Frequent exposure to heavy metals, such as copper and lead, has been linked to potential DNA damage, cancer and neurological conditions. Chemicals contained in plastics can also cause health issues, such as infertility. The Swansea research team rightly say that, alongside research to determine possible health and environmental effects, new regulations need to be implemented in the manufacturing and testing of DPFs, especially as we’ll need to keep using them for some time yet.
Today’s face mask, tomorrow’s furniture
Used DPFs can’t go into household recycling, so people often discard them with their other general waste. This ends up in landfill – thus contaminating the environment and harming wildlife – or is burned, creating air pollution.
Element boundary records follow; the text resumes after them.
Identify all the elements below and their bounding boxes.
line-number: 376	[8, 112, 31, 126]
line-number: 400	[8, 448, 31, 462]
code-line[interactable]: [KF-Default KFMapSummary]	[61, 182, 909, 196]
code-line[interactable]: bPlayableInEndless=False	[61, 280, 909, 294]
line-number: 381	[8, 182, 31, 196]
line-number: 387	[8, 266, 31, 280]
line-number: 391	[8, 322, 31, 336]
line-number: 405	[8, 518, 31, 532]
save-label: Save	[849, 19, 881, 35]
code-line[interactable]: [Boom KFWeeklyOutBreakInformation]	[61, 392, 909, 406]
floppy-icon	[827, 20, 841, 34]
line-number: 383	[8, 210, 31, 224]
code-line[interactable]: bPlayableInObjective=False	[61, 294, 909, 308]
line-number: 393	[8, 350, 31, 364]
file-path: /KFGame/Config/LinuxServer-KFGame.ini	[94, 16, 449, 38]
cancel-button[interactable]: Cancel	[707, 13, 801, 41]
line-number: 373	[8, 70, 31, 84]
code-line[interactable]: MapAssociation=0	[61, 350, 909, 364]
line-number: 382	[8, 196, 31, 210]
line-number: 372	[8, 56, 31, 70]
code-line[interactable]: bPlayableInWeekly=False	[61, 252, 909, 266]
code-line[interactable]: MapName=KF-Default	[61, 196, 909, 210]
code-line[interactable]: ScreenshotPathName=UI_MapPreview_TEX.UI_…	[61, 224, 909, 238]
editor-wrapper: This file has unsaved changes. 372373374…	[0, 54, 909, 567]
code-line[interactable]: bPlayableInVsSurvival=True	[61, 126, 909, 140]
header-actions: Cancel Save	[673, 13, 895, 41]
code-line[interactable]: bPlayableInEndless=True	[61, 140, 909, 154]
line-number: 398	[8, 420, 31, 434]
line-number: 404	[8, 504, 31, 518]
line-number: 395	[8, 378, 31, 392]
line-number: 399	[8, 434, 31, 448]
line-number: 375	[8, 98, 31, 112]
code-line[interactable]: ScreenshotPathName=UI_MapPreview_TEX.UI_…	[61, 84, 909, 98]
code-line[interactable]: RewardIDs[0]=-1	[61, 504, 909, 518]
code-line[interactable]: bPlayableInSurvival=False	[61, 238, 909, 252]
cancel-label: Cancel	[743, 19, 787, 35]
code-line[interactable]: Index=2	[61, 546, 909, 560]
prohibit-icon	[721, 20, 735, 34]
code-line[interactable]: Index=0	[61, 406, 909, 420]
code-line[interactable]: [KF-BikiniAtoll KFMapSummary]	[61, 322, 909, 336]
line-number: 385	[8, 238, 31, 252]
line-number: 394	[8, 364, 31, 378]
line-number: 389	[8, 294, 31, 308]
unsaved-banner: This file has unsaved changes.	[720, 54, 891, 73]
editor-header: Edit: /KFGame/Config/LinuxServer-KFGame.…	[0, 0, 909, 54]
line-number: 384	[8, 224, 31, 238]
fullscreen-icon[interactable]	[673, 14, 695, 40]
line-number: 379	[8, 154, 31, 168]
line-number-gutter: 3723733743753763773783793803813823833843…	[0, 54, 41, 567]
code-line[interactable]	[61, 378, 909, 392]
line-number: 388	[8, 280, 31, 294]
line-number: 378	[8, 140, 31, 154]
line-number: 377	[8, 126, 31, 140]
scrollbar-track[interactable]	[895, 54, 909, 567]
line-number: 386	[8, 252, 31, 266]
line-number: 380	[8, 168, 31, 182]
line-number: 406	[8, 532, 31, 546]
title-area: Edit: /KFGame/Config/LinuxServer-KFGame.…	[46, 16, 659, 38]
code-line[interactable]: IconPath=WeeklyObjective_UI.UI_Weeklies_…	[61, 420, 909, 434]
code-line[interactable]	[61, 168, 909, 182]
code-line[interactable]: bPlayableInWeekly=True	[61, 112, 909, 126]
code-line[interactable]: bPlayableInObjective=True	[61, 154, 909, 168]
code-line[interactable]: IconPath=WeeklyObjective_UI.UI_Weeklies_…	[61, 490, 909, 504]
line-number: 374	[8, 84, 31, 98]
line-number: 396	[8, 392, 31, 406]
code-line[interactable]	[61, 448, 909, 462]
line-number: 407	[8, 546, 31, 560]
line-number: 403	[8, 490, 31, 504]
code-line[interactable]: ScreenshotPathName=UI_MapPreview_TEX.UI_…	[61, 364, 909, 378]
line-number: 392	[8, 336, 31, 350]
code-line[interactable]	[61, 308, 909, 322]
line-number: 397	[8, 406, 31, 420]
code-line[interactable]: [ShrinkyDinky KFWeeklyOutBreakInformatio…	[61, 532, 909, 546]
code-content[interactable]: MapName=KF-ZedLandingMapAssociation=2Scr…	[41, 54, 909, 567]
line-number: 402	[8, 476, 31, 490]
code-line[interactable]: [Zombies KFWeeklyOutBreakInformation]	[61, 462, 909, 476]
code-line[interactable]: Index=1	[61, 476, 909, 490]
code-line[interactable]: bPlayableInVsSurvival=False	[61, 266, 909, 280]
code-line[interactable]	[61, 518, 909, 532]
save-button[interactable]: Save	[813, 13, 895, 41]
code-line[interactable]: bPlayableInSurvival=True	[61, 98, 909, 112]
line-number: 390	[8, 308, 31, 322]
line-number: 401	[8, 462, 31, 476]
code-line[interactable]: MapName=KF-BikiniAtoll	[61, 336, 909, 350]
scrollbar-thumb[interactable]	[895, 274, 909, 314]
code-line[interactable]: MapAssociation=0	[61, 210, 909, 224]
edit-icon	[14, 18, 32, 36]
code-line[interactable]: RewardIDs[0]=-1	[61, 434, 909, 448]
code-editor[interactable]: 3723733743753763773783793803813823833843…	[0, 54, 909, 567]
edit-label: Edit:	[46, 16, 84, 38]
There are, however, some alternatives to chucking used masks in the bin. For example, an initiative from ReWorked called Reclaim the Mask offers personal protective equipment (PPE) recycling boxes to businesses. These get taken away to create boards that can be used as building materials or furniture. A similar scheme has been introduced by the Thermal Compaction Group, which targets PPE waste generated by the UK’s National Health Service. Another great innovation comes from Paper Seed Co, which has created a biodegradable single-use mask from recycled rags also containing seeds. When it’s discarded plants will grow in its place.
The bigger picture
According to an Aviva survey of 4,000 UK adults, environmental awareness has grown since the Covid-19 pandemic hit. This sounds good, but in practice, the findings also revealed that people have actually taken less action to improve their green behaviours. For example, recycling rates reduced from 73% to 51% between December 2019 and February 2021, while the avoidance of single-use plastics fell from 61% to 36% during the same period. It’s possible that lockdown measures have contributed to these declines. Hopefully when they end, people will start acting more sustainably than ever before – with or without a mask.